Gambling news from http://www.nj.com/
TRENTON -- Sen. Stephen Sweeney is calling on Gov. Jon Corzine to withdraw support for video gambling terminals in North Jersey, calling them a threat to Atlantic City's $5 billion gaming industry and the South Jersey economy.
Sweeney in a Tuesday letter to the governor said he was aware of a meeting between Corzine and casino officials warning them to prepare for the introduction of video lottery terminals, or VLTs, at the Meadowlands Race Track.
"A decision to place VLTs or slot machines outside of Atlantic City could be devastating to the progress we are achieving in Atlantic City and could have a seismic impact on the entire New Jersey economy," Sweeney, D-3 of West Deptford, wrote in the letter.

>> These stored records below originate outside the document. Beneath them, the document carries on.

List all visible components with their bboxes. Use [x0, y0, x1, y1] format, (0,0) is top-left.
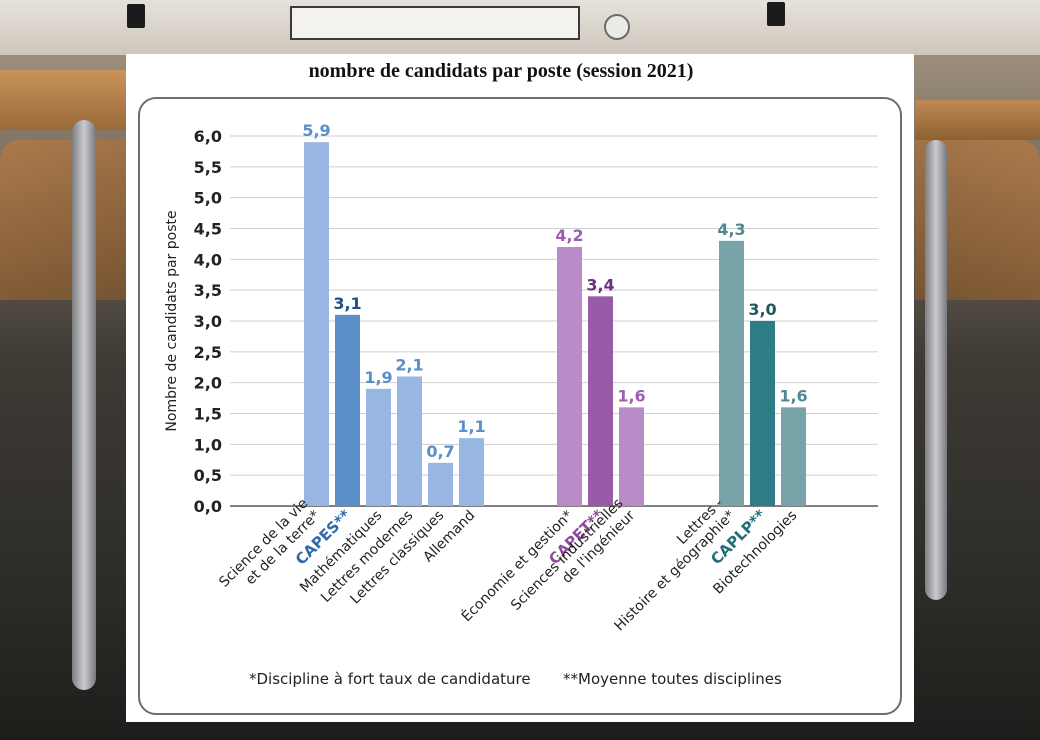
projector-screen: [290, 6, 580, 40]
y-tick-label: 2,5: [194, 343, 222, 362]
y-tick-label: 3,0: [194, 312, 222, 331]
bar: [335, 314, 360, 506]
footnote-high-rate: *Discipline à fort taux de candidature: [249, 670, 531, 688]
y-tick-label: 5,0: [194, 189, 222, 208]
wall-clock: [604, 14, 630, 40]
bar: [428, 462, 453, 506]
classroom-wall: [0, 0, 1040, 55]
y-tick-label: 5,5: [194, 158, 222, 177]
y-tick-label: 1,0: [194, 435, 222, 454]
y-tick-label: 2,0: [194, 374, 222, 393]
speaker-left: [127, 4, 145, 28]
bar-value-label: 3,4: [586, 275, 614, 294]
bar-value-label: 1,9: [364, 368, 392, 387]
bar: [781, 407, 806, 506]
bar: [397, 376, 422, 506]
bar-value-label: 5,9: [302, 121, 330, 140]
bar-chart: 0,0 0,5 1,0 1,5 2,0 2,5 3,0 3,5 4,0 4,5 5,0 5,5 6,0 N…: [164, 121, 878, 634]
bar-value-label: 2,1: [395, 356, 423, 375]
bar: [304, 142, 329, 506]
chair-leg-right: [925, 140, 947, 600]
bar-value-label: 3,0: [748, 300, 776, 319]
chair-right: [915, 140, 1040, 300]
y-tick-label: 4,0: [194, 250, 222, 269]
chair-left: [0, 140, 126, 300]
bar-value-label: 4,3: [717, 220, 745, 239]
bar: [557, 247, 582, 506]
y-tick-label: 1,5: [194, 405, 222, 424]
bar-value-label: 1,1: [457, 417, 485, 436]
desk-left: [0, 70, 126, 130]
bar-value-label: 1,6: [617, 386, 645, 405]
y-tick-label: 4,5: [194, 220, 222, 239]
bar-value-label: 0,7: [426, 442, 454, 461]
chart-frame: [138, 97, 902, 715]
y-tick-label: 0,0: [194, 497, 222, 516]
bar-value-label: 1,6: [779, 386, 807, 405]
bar-value-label: 3,1: [333, 294, 361, 313]
footnote-average: **Moyenne toutes disciplines: [563, 670, 782, 688]
y-tick-label: 0,5: [194, 466, 222, 485]
bar: [619, 407, 644, 506]
bar: [719, 240, 744, 507]
speaker-right: [767, 2, 785, 26]
chair-leg-left: [72, 120, 96, 690]
bar: [588, 296, 613, 506]
chart-title: nombre de candidats par poste (session 2…: [308, 60, 694, 82]
y-tick-label: 3,5: [194, 281, 222, 300]
bar: [366, 388, 391, 506]
bar: [750, 321, 775, 506]
bar-value-label: 4,2: [555, 226, 583, 245]
y-tick-label: 6,0: [194, 127, 222, 146]
chart-card: nombre de candidats par poste (session 2…: [126, 54, 914, 722]
y-axis-label: Nombre de candidats par poste: [164, 210, 180, 431]
desk-right: [915, 100, 1040, 140]
bar: [459, 438, 484, 506]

Efforts to bring VLTs --video slot machines or poker -- have been tried in the past. As recently as last year, then-Gov. Richard Codey unsuccessfully attempted to bring in $150 million in revenue from them before lawmakers from the Atlantic City area defeated the push.
Corzine has acknowledged meeting privately last week with casino industry executives to apprise them of the looming approval of the terminals.
In his letter, Sweeney pointed to 2005 comments by Corzine that VLTs "would have a deleterious effect on Atlantic City's well-established gaming industry" and would threaten the economies of South Jersey and the state as a whole.
"Atlantic City is exploding with the type of growth we only dream of. Atlantic City has grown from daily bus tours into a destination," Sweeney said in a later telephone interview.
"Anything that takes away from that within the state doesn't make sense."
Corzine, speaking later on an Atlantic city talk radio program, said the casinos need to keep ahead of the regional gaming climate and continue to generate revenue.
"No one has fought harder for the success of Atlantic City, nor will anyone. But the fact is they are going to have VLTs in Pennsylvania. They have VLT-Lite in Delaware," he said on the Pinky Kravitz Show on WOND AM, a 1,000-watt Atlantic City station.
"They are going to surround the state in the next 18 months."
The 12 Atlantic City casinos pay an 8 percent tax on all income to the state or $304 million last year, according to the state Treasury Department.
That money is dedicated primarily to cover costs of the the state Pharmaceuticals for the Aged and Disabled and Senior Gold programs to provide prescription drug assistance to the state's senior citizens.